The cavernous trunk is big enough to swallow several bicycles at once. Its rust free floor is still protected by the--beautifully preserved--original gray rubber trunk mat. The spare, jacking equipment, and all the 'hidden corners' nobody cares to inspect are clean as a whistle.
A special treat is the factory tool roll, protected by the 32-year-old plastic cover. Truly a hard-to-find item!
The 250C rides on stock 6 x 14" steel wheels, complete with painted and polished factory aluminum wheel covers. Road rash? None. Tires all around are new MICHELIN X white walls. Nice!
A stunning car, no doubt. But what's it like driving a 32-year-old show piece in today's traffic?
Let's find out!
Sunday, July 18, 2004. Another perfect day in Paradise. We took the Coupé on a trip from Santa Barbara to the quaint New Age town of Ojai. Going horseback riding!
On the 101 Freeway, the Benz humms along happily at 75mph, thanks to its advanced 4-speed automatic with fluid coupling. Admiring looks, thumbs up, and many smiles along the way confirm what we knew all along: everybody loves this car!
Going uphill on Highway 150--one of the most beautiful roads in California--the 250C can show its strength and road manners on the never-ending twisties, which it did with aplomb. Power steering is very precise and power-assisted 4-wheel disc brakes anchor the car with the authority of a parachute.

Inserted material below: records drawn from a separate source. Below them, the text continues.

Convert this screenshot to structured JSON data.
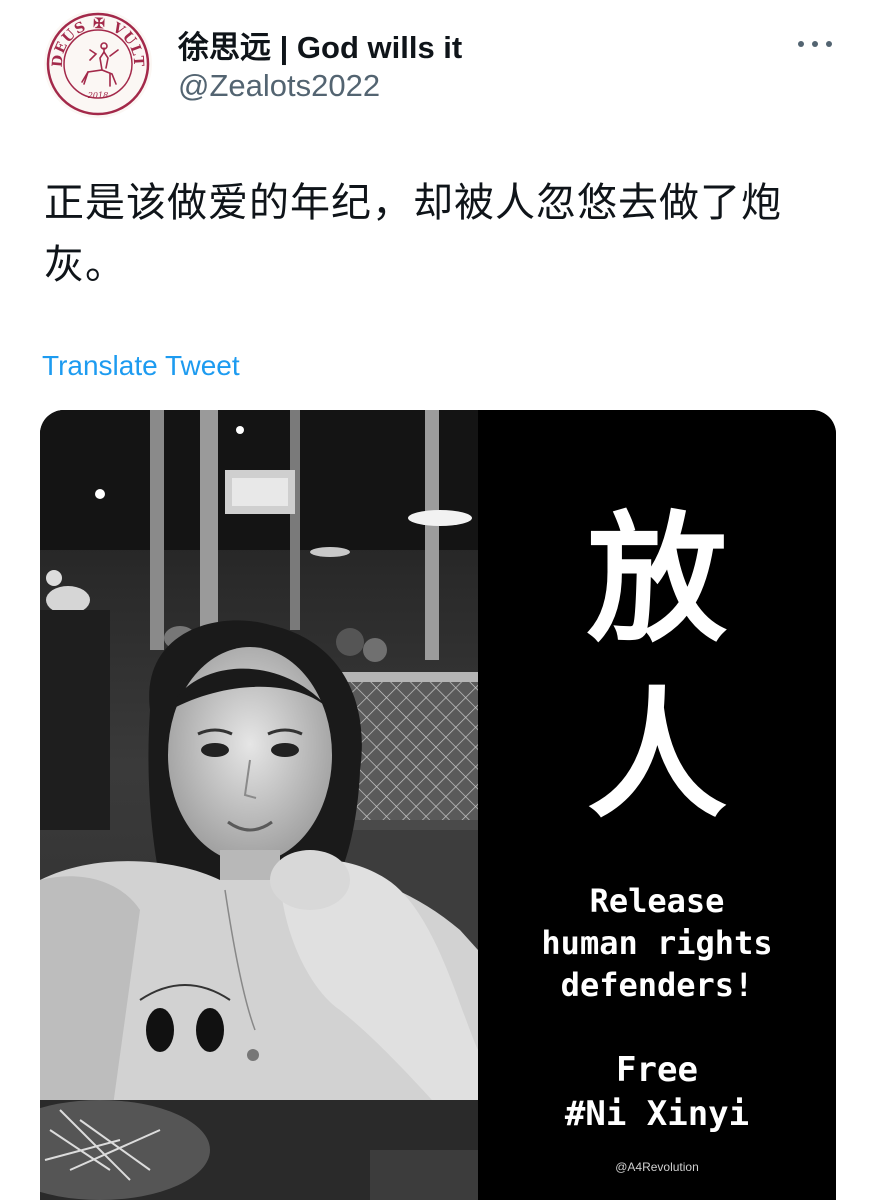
{
  "header": {
    "display_name": "徐思远 | God wills it",
    "handle": "@Zealots2022",
    "avatar": {
      "text_top": "DEUS ✠ VULT",
      "text_bottom": "2018",
      "color": "#a3294a"
    }
  },
  "tweet": {
    "text": "正是该做爱的年纪，却被人忽悠去做了炮灰。",
    "translate_label": "Translate Tweet"
  },
  "media": {
    "char_1": "放",
    "char_2": "人",
    "slogan_line_1": "Release",
    "slogan_line_2": "human rights",
    "slogan_line_3": "defenders!",
    "free_line_1": "Free",
    "free_line_2": "#Ni Xinyi",
    "credit": "@A4Revolution"
  },
  "colors": {
    "link": "#1d9bf0",
    "secondary_text": "#536471",
    "primary_text": "#0f1419"
  },
  "icons": {
    "more": "more-horizontal-icon"
  }
}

This is not only a safe car; this is a bullet proof tank in beautiful disguise.
- If you are a person of impeccable taste, someone who appreciates a pampered survivor more than today's dernier cri which fades so quickly, this rare Mercedes Hardtop might be just the car for you.
- If you enjoy the unhurried lifestyle of old, cruising along quiet country lanes, side windows lowered, a warm spring breeze tugging at your hair, you might fall in love with this unique automobile.
- If you love German solidity and value a car that's sophisticated in design, but mechanically straightforward, you could fit the owner profile of the 250C.
Being a 1972 model, this fine motorcar is smog inspection exempt in California (and most other States of the Union) and qualifies for utmost affordable Classic Car Insurance.
That said, this 250C is not an entry level Mercedes; rather, it is one of the finest, all original cars of its kind in the country, and deserves a new owner who will cherish and preserve it. You couldn't restore one for the money we're asking. A car is original only once, and in the long run, it surely pays off to buy the best original car you can afford.